I've seen part of the dev productivity course and he seems pretty good at teaching it while being mindful of different skill levels. I'm maybe closer to intermediate though. But tbh, beginners shouldnt be worrying about optimizing their dev environment.
I agree 100% with the use of Neovim it has many benefits; but the keyboard -- it's like a soulbound item you will depend on and carry with you everywhere; due to muscle memory.
I will say that it is really hard to use a typical keyboard now. The "=" is on the opposite side of the keyboard, brackets and braces are in different spots. I also seem to be creating a bunch of spaces when I am really trying to delete characters as well lol. I took me a hot minute to learn the split keyboard but my hands and wrists love it and you are right that I now depend on it unless I want to type 19 wpm on a normal keyboard
Raycast is a solid window manager on Mac. Not tiling, but you get window snapping and app shortcuts, as well as easy hyper key remapping. I never seemed to use right-cmd in normal day-to-day, so it’s my hyper key now and it feels great.
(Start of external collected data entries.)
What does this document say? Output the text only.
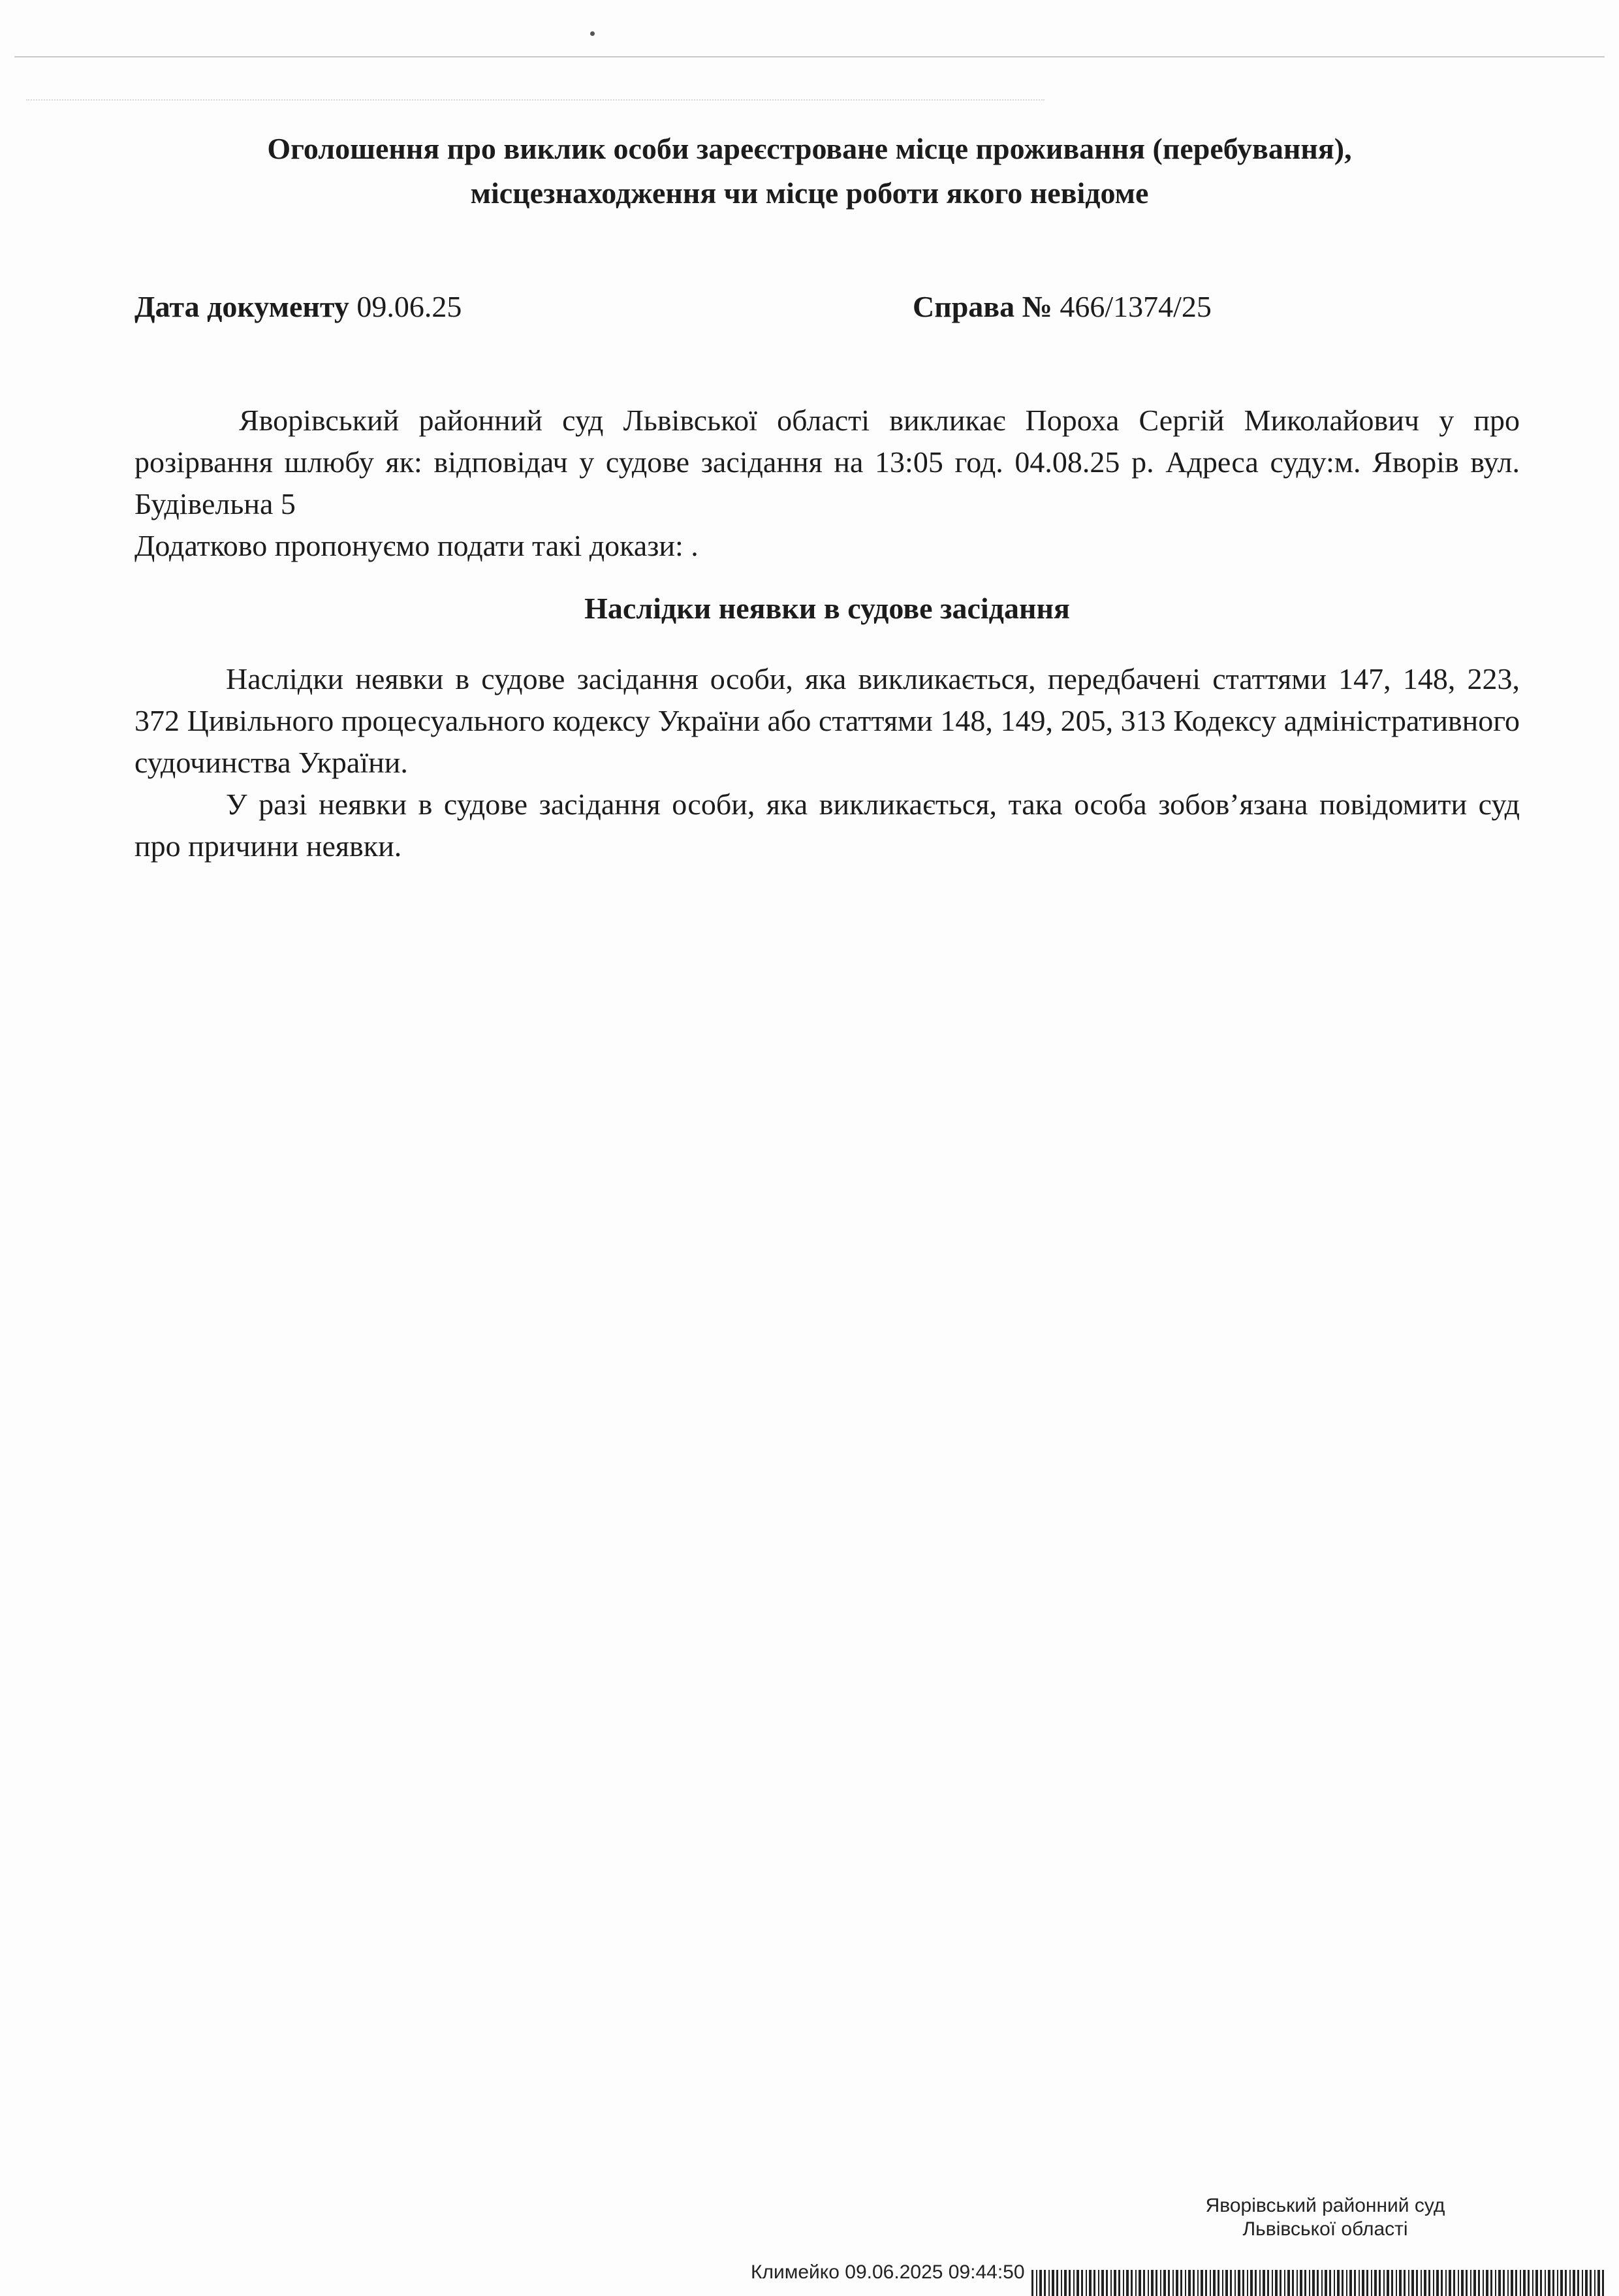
Оголошення про виклик особи зареєстроване місце проживання (перебування),
місцезнаходження чи місце роботи якого невідоме
Дата документу 09.06.25	Справа № 466/1374/25

Яворівський районний суд Львівської області викликає Пороха Сергій Миколайович у про розірвання шлюбу як: відповідач у судове засідання на 13:05 год. 04.08.25 р. Адреса суду:м. Яворів вул. Будівельна 5

Додатково пропонуємо подати такі докази: .

Наслідки неявки в судове засідання

Наслідки неявки в судове засідання особи, яка викликається, передбачені статтями 147, 148, 223, 372 Цивільного процесуального кодексу України або статтями 148, 149, 205, 313 Кодексу адміністративного судочинства України.

У разі неявки в судове засідання особи, яка викликається, така особа зобов’язана повідомити суд про причини неявки.

Яворівський районний суд
Львівської області
Климейко 09.06.2025 09:44:50
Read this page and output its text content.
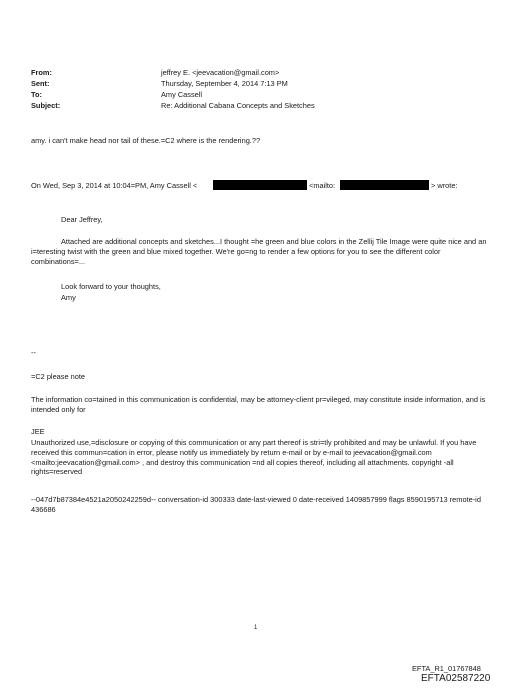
From:	jeffrey E. <jeevacation@gmail.com>
Sent:	Thursday, September 4, 2014 7:13 PM
To:	Amy Cassell
Subject:	Re: Additional Cabana Concepts and Sketches
amy. i can't make head nor tail of these.=C2 where is the rendering.??
On Wed, Sep 3, 2014 at 10:04=PM, Amy Cassell <	<mailto:	> wrote:
Dear Jeffrey,
Attached are additional concepts and sketches...I thought =he green and blue colors in the Zellij Tile Image were quite nice and an i=teresting twist with the green and blue mixed together. We're go=ng to render a few options for you to see the different color combinations=...
Look forward to your thoughts,
Amy
--
=C2 please note
The information co=tained in this communication is confidential, may be attorney-client pr=vileged, may constitute inside information, and is intended only for
JEE
Unauthorized use,=disclosure or copying of this communication or any part thereof is stri=tly prohibited and may be unlawful. If you have received this commun=cation in error, please notify us immediately by return e-mail or by e-mail to jeevacation@gmail.com <mailto:jeevacation@gmail.com> , and destroy this communication =nd all copies thereof, including all attachments. copyright -all rights=reserved
--047d7b87384e4521a2050242259d-- conversation-id 300333 date-last-viewed 0 date-received 1409857999 flags 8590195713 remote-id 436686
1
EFTA_R1_01767848
EFTA02587220
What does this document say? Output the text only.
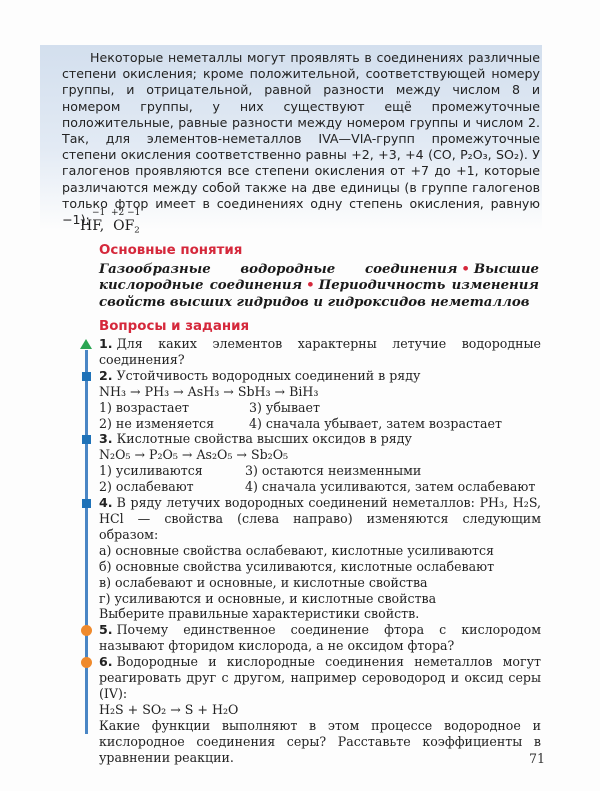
Некоторые неметаллы могут проявлять в соединениях различные степени окисления; кроме положительной, соответствующей номеру группы, и отрицательной, равной разности между числом 8 и номером группы, у них существуют ещё промежуточные положительные, равные разности между номером группы и числом 2. Так, для элементов-неметаллов IVA—VIA-групп промежуточные степени окисления соответственно равны +2, +3, +4 (CO, P₂O₃, SO₂). У галогенов проявляются все степени окисления от +7 до +1, которые различаются между собой также на две единицы (в группе галогенов только фтор имеет в соединениях одну степень окисления, равную −1): −1  +2 −1
HF,  $OF_2$
Основные понятия
Газообразные водородные соединения • Высшие кислородные соединения • Периодичность изменения свойств высших гидридов и гидроксидов неметаллов
Вопросы и задания
1. Для каких элементов характерны летучие водородные соединения?
2. Устойчивость водородных соединений в ряду
NH₃ → PH₃ → AsH₃ → SbH₃ → BiH₃
1) возрастает	3) убывает
2) не изменяется	4) сначала убывает, затем возрастает
3. Кислотные свойства высших оксидов в ряду
N₂O₅ → P₂O₅ → As₂O₅ → Sb₂O₅
1) усиливаются	3) остаются неизменными
2) ослабевают	4) сначала усиливаются, затем ослабевают
4. В ряду летучих водородных соединений неметаллов: PH₃, H₂S, HCl — свойства (слева направо) изменяются следующим образом:
а) основные свойства ослабевают, кислотные усиливаются
б) основные свойства усиливаются, кислотные ослабевают
в) ослабевают и основные, и кислотные свойства
г) усиливаются и основные, и кислотные свойства
Выберите правильные характеристики свойств.
5. Почему единственное соединение фтора с кислородом называют фторидом кислорода, а не оксидом фтора?
6. Водородные и кислородные соединения неметаллов могут реагировать друг с другом, например сероводород и оксид серы (IV):
H₂S + SO₂ → S + H₂O
Какие функции выполняют в этом процессе водородное и кислородное соединения серы? Расставьте коэффициенты в уравнении реакции.	71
Super accessible intro to basic window management.
One thing I always find missing from these types of videos is how to run unit tests easily. In my setup they run as I type and I see red/green in the coverage gutters, but there's never any mention of tests at all on these types of neovim setup videos. I don't work in front end (thankfully) but wallaby js is an example of this on the front end.
Your videos would be so much better if you just slowed down a bit so your audience can actually take in what you’re doing and learn something new. Instead I just get the vibe, “oh look at me, look how good I am at neovim.” By doing everything blazingly fast. That might be good for when your programming alone with the camera off but not for an informative lesson.
To be fair, I think this is an edit that targets his audience. I think as a "preview" it's meant to look like "look how cool I am". My take is that he's an extraordinarily humble person, but uses a good mix of humor and pizzaz to be personable and entertaining. Watch his Developer Excellence talk (Laracon) from this past year. It's... moving.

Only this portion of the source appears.